ABC’s Friends meet in SA as enemies mass in Canberra

Jun 24, 2015, updated May 13, 2025

The Friends of the ABC have held a crisis meeting in Adelaide today, declaring the furore over a terrorist sympathiser appearing on the flagship Q&A program a “political beat-up”as the Abbott Government’s critique of the national broadcaster intensifies.

Coalition frontbenchers have been on the offensive after Monday night’s panel show allowed terrorist sympathiser Zaky Mallah into its studio audience to quiz the program’s guests.

Mallah grilled Liberal Foreign Affairs spokesman Steve Ciobo about his 2003 arrest on terrorism charges, of which he was later acquitted, and claimed the Abbott Government had “justified many Australian Muslims to leave and go to Syria and join ISIL”.

The exchange came amid a dicussion about the Federal Government’s plan to strip citizenship from dual nationals suspected of terrorism, with Ciobo telling Mallah he would be pleased to be a part of a government that would say “you’re out of the country”.

Mallah has served time for threatening violence against a Commonwealth official.

But Jessica Knight, SA Friends of the ABC president, told InDaily the incident was “an example of the honesty of the ABC”, which would “allow anybody on”.

“They do need to vet people, but this person slipped through the net in some way, in the same way as the person who attacked the café in Sydney (gunman Man Haron Monis),” said Knight, who admitted she didn’t see the show.

“If they’d known this would happen, they wouldn’t have allowed him to be there,” she said.

Knight said the furore was being blown “out if all proportion”, as the Government took “any excuse to undermine the ABC”.

“It’s a wonderful opportunity for Abbott to have a go at the ABC … it’s grist to the mill for him; more reason for him to say, ‘There you are, that’s why we should cut their funding or stop having programs like that’.”

She said the ABC charter dictated the “freedom of individuals to be able to speak and say what they wish to say”.

“I know you have to be careful as well, but that is part of the charter,” she said.

Zaky Mallah on Q&A. Photo: ABC
Zaky Mallah on Q&A. Photo: ABC

The meeting, with representatives from each state, unanimously agreed the ABC was being “seriously undermined because powerful forces are at work to destroy Australian public broadcasting”.

“Since savage cuts were made in the 2014 budget – in breach of a pre-election promise by Mr Abbott – domestically the ABC will lose $254 million over four years; nationally, 400 staff have lost their jobs, and regional facilities or studios, such as in Adelaide, have been closed or significantly downgraded,” Knight said.

Stay informed, daily

Graeme Connelly, from the Victorian Friends of the ABC, said: “Without immediate action to stop the attacks on the ABC, Australia will lose the skills and leadership of its very highly respected national broadcaster.”

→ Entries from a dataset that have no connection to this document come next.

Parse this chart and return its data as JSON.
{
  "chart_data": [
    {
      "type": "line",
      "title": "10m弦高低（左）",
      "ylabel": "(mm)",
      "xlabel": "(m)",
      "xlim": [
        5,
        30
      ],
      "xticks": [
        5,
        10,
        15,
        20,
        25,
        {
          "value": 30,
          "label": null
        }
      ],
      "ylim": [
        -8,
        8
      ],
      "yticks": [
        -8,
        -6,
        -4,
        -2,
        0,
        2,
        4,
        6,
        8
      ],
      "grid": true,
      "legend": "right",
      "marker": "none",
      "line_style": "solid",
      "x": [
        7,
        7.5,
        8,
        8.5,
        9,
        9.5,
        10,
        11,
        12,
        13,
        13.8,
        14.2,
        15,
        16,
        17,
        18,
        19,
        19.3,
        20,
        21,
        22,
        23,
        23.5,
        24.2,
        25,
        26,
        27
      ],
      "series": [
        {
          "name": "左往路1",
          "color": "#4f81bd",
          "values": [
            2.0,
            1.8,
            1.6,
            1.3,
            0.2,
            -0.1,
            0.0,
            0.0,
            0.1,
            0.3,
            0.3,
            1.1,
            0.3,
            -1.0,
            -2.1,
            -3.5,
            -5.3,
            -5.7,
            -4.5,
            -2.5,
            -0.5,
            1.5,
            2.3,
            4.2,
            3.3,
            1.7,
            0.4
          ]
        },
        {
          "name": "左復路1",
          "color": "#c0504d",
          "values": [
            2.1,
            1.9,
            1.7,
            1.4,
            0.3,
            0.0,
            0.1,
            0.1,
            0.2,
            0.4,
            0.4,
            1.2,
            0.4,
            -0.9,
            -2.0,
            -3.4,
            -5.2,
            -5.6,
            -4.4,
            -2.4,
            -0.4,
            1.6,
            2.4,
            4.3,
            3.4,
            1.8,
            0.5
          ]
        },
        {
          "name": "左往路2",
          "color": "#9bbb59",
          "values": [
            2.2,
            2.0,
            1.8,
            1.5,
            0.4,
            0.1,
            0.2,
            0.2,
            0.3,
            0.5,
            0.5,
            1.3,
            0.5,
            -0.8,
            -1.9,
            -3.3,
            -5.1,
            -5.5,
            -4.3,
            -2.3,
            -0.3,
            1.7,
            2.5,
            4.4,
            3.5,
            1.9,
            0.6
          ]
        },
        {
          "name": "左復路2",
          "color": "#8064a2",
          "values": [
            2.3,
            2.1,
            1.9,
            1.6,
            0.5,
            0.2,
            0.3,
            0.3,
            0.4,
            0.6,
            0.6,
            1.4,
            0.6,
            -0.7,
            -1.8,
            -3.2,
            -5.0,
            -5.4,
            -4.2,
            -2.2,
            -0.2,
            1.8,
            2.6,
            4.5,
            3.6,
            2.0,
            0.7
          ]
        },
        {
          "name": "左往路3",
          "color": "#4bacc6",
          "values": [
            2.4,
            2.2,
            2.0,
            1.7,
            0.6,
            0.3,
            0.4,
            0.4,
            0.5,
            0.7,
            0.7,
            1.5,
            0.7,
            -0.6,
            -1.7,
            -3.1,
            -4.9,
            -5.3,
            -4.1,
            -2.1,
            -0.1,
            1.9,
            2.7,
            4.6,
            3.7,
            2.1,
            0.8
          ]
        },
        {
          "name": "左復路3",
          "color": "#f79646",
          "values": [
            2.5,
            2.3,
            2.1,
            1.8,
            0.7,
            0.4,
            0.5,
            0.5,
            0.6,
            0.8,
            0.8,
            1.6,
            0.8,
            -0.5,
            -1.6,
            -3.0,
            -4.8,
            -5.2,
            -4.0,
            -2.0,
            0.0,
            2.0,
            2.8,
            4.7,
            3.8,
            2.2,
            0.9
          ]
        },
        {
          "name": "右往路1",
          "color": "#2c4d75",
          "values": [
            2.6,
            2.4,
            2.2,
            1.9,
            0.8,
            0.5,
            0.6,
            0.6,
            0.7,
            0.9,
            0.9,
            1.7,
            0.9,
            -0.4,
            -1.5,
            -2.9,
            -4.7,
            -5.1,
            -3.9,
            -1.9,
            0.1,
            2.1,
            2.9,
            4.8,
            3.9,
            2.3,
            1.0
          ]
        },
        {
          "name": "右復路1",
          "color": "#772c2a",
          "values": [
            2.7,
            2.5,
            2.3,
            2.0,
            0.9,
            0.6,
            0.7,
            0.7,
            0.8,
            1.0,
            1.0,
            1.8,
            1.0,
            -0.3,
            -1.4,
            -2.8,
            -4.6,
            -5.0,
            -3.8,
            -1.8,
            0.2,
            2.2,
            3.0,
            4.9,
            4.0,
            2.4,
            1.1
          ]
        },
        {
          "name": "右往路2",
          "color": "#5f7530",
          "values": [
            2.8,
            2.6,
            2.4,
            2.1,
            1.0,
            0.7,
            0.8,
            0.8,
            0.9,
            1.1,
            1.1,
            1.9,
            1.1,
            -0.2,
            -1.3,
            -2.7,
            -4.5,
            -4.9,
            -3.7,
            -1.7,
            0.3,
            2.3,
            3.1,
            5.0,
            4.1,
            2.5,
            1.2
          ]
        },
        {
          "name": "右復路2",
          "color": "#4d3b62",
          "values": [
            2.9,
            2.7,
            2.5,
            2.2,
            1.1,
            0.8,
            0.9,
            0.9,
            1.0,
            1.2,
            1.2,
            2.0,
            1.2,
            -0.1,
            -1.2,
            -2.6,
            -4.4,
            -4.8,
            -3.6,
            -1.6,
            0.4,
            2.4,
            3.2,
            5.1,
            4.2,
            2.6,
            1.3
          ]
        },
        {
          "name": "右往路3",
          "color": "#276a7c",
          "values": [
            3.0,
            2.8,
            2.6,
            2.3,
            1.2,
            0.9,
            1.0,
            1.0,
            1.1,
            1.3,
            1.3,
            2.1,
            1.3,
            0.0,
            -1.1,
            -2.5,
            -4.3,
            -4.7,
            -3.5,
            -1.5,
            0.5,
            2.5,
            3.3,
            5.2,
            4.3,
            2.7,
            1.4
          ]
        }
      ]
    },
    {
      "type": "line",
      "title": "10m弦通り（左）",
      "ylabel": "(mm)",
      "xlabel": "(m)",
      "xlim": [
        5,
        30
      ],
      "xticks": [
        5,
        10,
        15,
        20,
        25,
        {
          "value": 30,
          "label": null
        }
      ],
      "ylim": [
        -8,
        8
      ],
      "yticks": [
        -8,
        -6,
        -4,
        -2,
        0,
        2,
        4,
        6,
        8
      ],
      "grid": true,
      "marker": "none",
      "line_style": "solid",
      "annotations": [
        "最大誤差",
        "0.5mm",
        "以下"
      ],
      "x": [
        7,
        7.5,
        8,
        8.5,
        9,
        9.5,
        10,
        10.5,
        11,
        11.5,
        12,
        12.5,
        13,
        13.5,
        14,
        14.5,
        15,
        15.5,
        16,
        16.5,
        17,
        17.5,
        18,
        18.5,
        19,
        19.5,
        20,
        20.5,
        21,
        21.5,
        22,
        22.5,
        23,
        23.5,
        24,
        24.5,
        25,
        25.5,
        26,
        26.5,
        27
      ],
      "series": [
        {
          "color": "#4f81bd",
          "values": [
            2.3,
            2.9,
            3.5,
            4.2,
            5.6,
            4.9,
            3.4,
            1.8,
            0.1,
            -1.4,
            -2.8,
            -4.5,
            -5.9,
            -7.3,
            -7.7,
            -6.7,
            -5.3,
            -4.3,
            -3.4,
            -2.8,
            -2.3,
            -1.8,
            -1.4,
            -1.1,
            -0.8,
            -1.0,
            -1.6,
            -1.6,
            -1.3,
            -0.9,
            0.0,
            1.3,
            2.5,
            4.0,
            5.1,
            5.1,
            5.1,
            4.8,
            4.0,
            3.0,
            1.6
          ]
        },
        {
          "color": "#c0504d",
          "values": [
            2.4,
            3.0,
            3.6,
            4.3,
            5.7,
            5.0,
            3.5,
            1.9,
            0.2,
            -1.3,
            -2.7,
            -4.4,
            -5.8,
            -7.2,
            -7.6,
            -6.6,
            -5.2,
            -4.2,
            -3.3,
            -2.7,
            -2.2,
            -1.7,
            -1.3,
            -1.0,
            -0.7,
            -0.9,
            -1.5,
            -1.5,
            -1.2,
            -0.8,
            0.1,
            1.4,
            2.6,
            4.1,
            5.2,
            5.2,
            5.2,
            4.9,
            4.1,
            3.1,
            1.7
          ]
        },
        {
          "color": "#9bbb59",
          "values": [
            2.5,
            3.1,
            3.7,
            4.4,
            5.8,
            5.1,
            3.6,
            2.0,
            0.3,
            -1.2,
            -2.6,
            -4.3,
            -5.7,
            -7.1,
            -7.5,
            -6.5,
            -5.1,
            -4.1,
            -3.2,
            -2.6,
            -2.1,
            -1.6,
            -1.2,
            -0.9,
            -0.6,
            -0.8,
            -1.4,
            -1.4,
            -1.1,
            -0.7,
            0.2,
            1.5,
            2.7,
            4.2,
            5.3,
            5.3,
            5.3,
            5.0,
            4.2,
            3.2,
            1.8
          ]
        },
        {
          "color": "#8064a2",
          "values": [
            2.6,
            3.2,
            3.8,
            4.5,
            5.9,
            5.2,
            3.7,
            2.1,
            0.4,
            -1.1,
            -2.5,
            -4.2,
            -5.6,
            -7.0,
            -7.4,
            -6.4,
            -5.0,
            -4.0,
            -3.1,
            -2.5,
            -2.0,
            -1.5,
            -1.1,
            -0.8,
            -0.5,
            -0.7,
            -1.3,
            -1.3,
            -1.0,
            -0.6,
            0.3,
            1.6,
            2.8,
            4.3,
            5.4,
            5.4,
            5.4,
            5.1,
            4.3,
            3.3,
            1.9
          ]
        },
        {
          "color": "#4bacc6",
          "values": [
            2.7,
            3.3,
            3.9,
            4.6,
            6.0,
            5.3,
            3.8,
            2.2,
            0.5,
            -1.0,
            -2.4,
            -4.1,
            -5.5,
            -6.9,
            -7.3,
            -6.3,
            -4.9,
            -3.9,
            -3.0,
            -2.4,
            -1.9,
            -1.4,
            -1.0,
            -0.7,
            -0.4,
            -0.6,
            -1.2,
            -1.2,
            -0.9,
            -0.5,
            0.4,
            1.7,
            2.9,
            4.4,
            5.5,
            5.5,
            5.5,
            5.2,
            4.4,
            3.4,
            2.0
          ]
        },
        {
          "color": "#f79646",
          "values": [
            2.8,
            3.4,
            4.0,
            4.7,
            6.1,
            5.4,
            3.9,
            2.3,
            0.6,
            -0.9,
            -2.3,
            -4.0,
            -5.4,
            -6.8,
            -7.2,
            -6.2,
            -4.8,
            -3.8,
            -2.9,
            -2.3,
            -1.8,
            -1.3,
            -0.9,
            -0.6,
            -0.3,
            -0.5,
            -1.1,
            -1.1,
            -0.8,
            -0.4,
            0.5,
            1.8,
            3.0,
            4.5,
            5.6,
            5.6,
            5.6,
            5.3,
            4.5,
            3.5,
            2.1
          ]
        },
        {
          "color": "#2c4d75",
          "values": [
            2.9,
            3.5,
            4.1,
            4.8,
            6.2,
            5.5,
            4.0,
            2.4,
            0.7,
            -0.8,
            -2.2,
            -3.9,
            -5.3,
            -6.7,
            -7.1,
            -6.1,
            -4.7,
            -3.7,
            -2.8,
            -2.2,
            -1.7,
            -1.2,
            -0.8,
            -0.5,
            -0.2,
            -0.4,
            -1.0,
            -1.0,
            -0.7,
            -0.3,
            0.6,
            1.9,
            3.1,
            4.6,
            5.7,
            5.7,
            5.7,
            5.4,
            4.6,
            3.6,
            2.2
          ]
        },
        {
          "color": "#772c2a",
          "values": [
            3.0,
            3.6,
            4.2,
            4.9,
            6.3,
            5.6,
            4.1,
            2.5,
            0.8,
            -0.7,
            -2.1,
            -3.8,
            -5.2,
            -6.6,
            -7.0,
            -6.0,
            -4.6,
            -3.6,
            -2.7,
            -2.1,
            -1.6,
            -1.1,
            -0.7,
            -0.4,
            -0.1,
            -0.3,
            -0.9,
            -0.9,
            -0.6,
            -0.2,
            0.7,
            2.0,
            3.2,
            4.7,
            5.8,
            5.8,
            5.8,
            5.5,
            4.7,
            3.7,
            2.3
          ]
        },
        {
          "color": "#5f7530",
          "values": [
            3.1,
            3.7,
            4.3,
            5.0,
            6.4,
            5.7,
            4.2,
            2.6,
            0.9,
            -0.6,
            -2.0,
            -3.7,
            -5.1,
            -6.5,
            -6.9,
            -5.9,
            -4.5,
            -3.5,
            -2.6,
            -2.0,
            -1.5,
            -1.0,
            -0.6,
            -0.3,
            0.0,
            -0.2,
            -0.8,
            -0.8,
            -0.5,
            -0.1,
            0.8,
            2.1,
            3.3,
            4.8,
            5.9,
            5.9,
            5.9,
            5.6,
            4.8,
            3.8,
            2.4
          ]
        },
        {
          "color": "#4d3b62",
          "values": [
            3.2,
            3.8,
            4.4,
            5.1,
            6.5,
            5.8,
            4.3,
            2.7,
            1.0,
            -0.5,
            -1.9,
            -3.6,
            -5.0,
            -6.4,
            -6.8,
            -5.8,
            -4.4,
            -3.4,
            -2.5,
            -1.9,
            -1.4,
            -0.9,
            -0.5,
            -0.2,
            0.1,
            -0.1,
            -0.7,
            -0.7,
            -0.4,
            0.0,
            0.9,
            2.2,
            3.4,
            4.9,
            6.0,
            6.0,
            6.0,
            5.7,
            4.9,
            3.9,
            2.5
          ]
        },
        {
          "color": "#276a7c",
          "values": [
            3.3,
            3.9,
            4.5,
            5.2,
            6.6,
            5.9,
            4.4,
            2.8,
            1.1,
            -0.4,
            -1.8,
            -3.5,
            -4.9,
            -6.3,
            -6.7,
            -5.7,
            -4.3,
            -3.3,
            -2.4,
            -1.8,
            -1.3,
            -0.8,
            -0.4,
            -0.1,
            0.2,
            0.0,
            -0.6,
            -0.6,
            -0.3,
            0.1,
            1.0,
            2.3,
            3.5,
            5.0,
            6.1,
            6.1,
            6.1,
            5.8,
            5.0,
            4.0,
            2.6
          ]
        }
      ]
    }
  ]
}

The political fallout from the Q&A episode ramped up today, with Liberal frontbencher Peter Dutton accusing ABC journalists of running a “protection racket” for the program.

Management has admitted the decision to allow Zaky Mallah air time during Monday night’s program was an error in judgment, and will coordinate with federal police on a comprehensive review.

But Dutton questioned what he labelled a “rear-guard action” by ABC journalists, telling Radio National today: “There’s this protection racket that’s being run and I don’t think that bodes well”.

The episode has re-ignited the running feud between the national broadcaster and the Murdoch media, with Greens senator Penny Wright criticising Brisbane’s Courier-Mail for its front-page featuring the ABC logo Photoshopped onto the Islamic State flag.

That followed Tony Abbott leading the charge yesterday, labelling the ABC a “lefty lynch mob” and asking it: “Whose side are you on?”

“They have given this individual, this disgraceful individual, a platform and in so doing, I believe the national broadcaster has badly let us down,” the Prime Minister said.

Communications Minister Malcolm Turnbull told parliament it was “extraordinary” that Mallah was included in a live audience with “no physical security checks”.

Mallah has stood by his comments, writing in the Guardian Online that “the so-called Islamic State would be extremely happy to hear what Steve Ciobo had to say on Q&A”.

“It feeds into their recruitment propaganda,” he said.